1700-1900. If your shopping tastes are still unsated, the area around 18 Septemberplein should help. On the north side of this large square, the Piazza Center (Piazza 64) is a semi-open mall crammed with designer fashion stores. Next door to it is de Bijenkorf (Piazza 1, 0800 0818), the region’s number one department store which stocks top-end label brands. You’ll find trendy but more affordable clothing at the west end of the same square, inside the unmissable ‘Blob’ (Nieuwe Emmasingel), an odd-shaped mall created by Massimiliano Fuksas, the Italian architect famed for his ‘flowing glass’ designs. The Blob also has a little sister, ‘The Blip’, a smaller glass dome at the east end of the same square. With shopping done, return to the Markt and relax with an aperitif on any one of the large café terraces, a great spot for sitting and watching the world pass by.

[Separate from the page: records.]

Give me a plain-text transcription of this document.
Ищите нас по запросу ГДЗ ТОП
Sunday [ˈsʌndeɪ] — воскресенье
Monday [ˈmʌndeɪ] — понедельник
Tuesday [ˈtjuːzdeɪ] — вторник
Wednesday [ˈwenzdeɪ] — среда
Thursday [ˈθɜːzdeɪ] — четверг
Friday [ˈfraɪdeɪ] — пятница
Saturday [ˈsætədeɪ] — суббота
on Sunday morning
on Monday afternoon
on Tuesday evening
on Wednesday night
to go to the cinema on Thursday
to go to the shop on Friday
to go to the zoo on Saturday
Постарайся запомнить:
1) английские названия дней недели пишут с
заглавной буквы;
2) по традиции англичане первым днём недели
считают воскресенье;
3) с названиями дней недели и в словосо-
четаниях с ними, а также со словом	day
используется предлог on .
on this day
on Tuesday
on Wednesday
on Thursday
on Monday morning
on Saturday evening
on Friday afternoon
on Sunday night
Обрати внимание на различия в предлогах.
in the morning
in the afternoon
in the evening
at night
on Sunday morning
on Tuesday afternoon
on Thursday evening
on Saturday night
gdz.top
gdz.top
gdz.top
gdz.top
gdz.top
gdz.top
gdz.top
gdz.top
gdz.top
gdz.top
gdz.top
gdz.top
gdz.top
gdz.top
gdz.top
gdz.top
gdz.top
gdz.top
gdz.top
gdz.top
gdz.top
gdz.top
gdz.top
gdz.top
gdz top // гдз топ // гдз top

1900-2100. If you can afford it, the very best place to eat in Eindhoven is Avant-Garde van Groeninge (Frederiklaan 10d, 040 250 5640). The fabulous creations of Michelin-starred Johan van Groeninge certainly don’t come cheap, but they are exquisite. The restaurant is located inside PSV Eindhoven’s modern football stadium, and the dining room comes with a prime view of the pitch. But don’t expect a table on match days unless you reserve a full season in advance. For bistro-style dining, try Restaurant Zuid (Geldropseweg 5, 040 848 0808), which offers the finest French-Dutch cuisine in intimate and friendly surrounds.
After 2100. When it comes to after-dinner bars, Eindhoven has plenty of options. Beer lovers should make a beeline for Café de Baron (Kleine Berg 26, 040 296 0099). With around 150 beer choices, choose a brew from the many taps or from the glass-fronted cabinets beside the bar. De Bierprofessor (Stratumseind 33, 06 553 55572) boasts a similarly broad range. Wine lovers should drop by Jiu.nu (Willemstraat 9, 040 202 7154). Although primarily a restaurant, when it’s not full you are welcome to sample a glass from its range of more than 20 open bottles. Or for something wilder, those with their dancing shoes on will want to dip into Bermuda (Stationsplein 4, 040 244 2096), a club that opens at 11pm (Thursday to Saturday only), and continues partying well into the early hours.